Oliver Schell of the Asian Society in New York thinks the Chinese have been notably more aggressive than other nations in forging relationships with South American governments. In regard to Chinese policy efforts, Schell commented, “I don’t know of any other government which has done this sort of securing of rights for commodities and natural resources so systematically around the Third World… and they’ve used a whole host of new financial instruments to do this.”
China (NYSE:FXI) is leveraging these investments with expected returns in natural resources, and continues to foster admiration from leading political figures on the continent, such as infamous Venezuelan leader Hugo Chavez, who recently admitted, “I’m in love with China.”
Venezuelan oil (NYSE:USO) isn’t the only thing the Chinese are going after. In 2005 the rising economic superpower brokered a deal with Chile (NYSE:ECH), financing a $2 billion deal with the nation’s domestic mining industry in exchange for fixed-rate supplies of Copper through 2015. This has given the Chinese a huge discount and competitive advantage in acquiring reserves of copper.

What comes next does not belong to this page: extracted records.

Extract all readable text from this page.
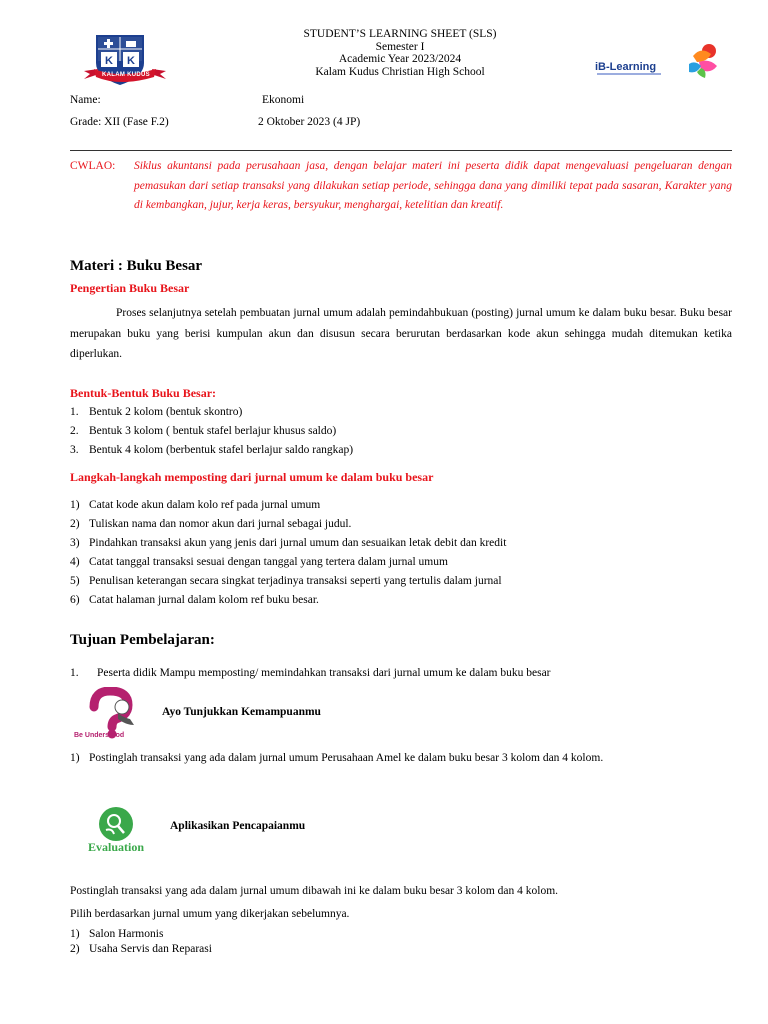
K K
KALAM KUDUS
iB-Learning
STUDENT’S LEARNING SHEET (SLS)
Semester I
Academic Year 2023/2024
Kalam Kudus Christian High School
Name:	Ekonomi
Grade: XII (Fase F.2)	2 Oktober 2023 (4 JP)
CWLAO: Siklus akuntansi pada perusahaan jasa, dengan belajar materi ini peserta didik dapat mengevaluasi pengeluaran dengan pemasukan dari setiap transaksi yang dilakukan setiap periode, sehingga dana yang dimiliki tepat pada sasaran, Karakter yang di kembangkan, jujur, kerja keras, bersyukur, menghargai, ketelitian dan kreatif.
Materi : Buku Besar
Pengertian Buku Besar
Proses selanjutnya setelah pembuatan jurnal umum adalah pemindahbukuan (posting) jurnal umum ke dalam buku besar. Buku besar merupakan buku yang berisi kumpulan akun dan disusun secara berurutan berdasarkan kode akun sehingga mudah ditemukan ketika diperlukan.
Bentuk-Bentuk Buku Besar:
1. Bentuk 2 kolom (bentuk skontro)
2. Bentuk 3 kolom ( bentuk stafel berlajur khusus saldo)
3. Bentuk 4 kolom (berbentuk stafel berlajur saldo rangkap)
Langkah-langkah memposting dari jurnal umum ke dalam buku besar
1) Catat kode akun dalam kolo ref pada jurnal umum
2) Tuliskan nama dan nomor akun dari jurnal sebagai judul.
3) Pindahkan transaksi akun yang jenis dari jurnal umum dan sesuaikan letak debit dan kredit
4) Catat tanggal transaksi sesuai dengan tanggal yang tertera dalam jurnal umum
5) Penulisan keterangan secara singkat terjadinya transaksi seperti yang tertulis dalam jurnal
6) Catat halaman jurnal dalam kolom ref buku besar.
Tujuan Pembelajaran:
1. Peserta didik Mampu memposting/ memindahkan transaksi dari jurnal umum ke dalam buku besar
Be Understood
Ayo Tunjukkan Kemampuanmu
1) Postinglah transaksi yang ada dalam jurnal umum Perusahaan Amel ke dalam buku besar 3 kolom dan 4 kolom.
Evaluation
Aplikasikan Pencapaianmu
Postinglah transaksi yang ada dalam jurnal umum dibawah ini ke dalam buku besar 3 kolom dan 4 kolom.
Pilih berdasarkan jurnal umum yang dikerjakan sebelumnya.
1) Salon Harmonis
2) Usaha Servis dan Reparasi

In addition to its deals with Chile and Venezuela, the Chinese have also gotten on board with the continent’s economic leader, Brazil (NYSE:EWZ), and have recently become its largest global trading partner. Similar tactics were employed by the Chinese in their dealings with Brazilian companies, with the same end goal in mind, cheap oil. Last year China Bank negotiated a $10 billion dollar loan with Brazil-based oil exporter Petrobras in exchange for a steady flow of oil. China now accounts for 14% of Brazil’s oil exports.
Last but not least, China also continues to forge alliances with agricultural leader Argentina (ARGT). The China Development Bank granted Argentines a multi-billion dollar loan to help re-vamp infrastructure and expand the nations’ freight-rail system. In exchange for the cash Argentina is on call to provide the Chinese with a stream of wheat, corn, soy, and dairy products.
With a government uninhibited by ideological differences, China has been able to create economic relationships with countries that have been forcibly neglected by American trading policies (such as Venezuela). The competitive advantage these tactics have bestowed on Chinese growth has already been palpable, and may prove to indispensable to the continued rapid proliferation of its domestic economy. Not since the proclamation of the Roosevelt Corollary has the US seen the rise of such adamant economic competition in the hemisphere.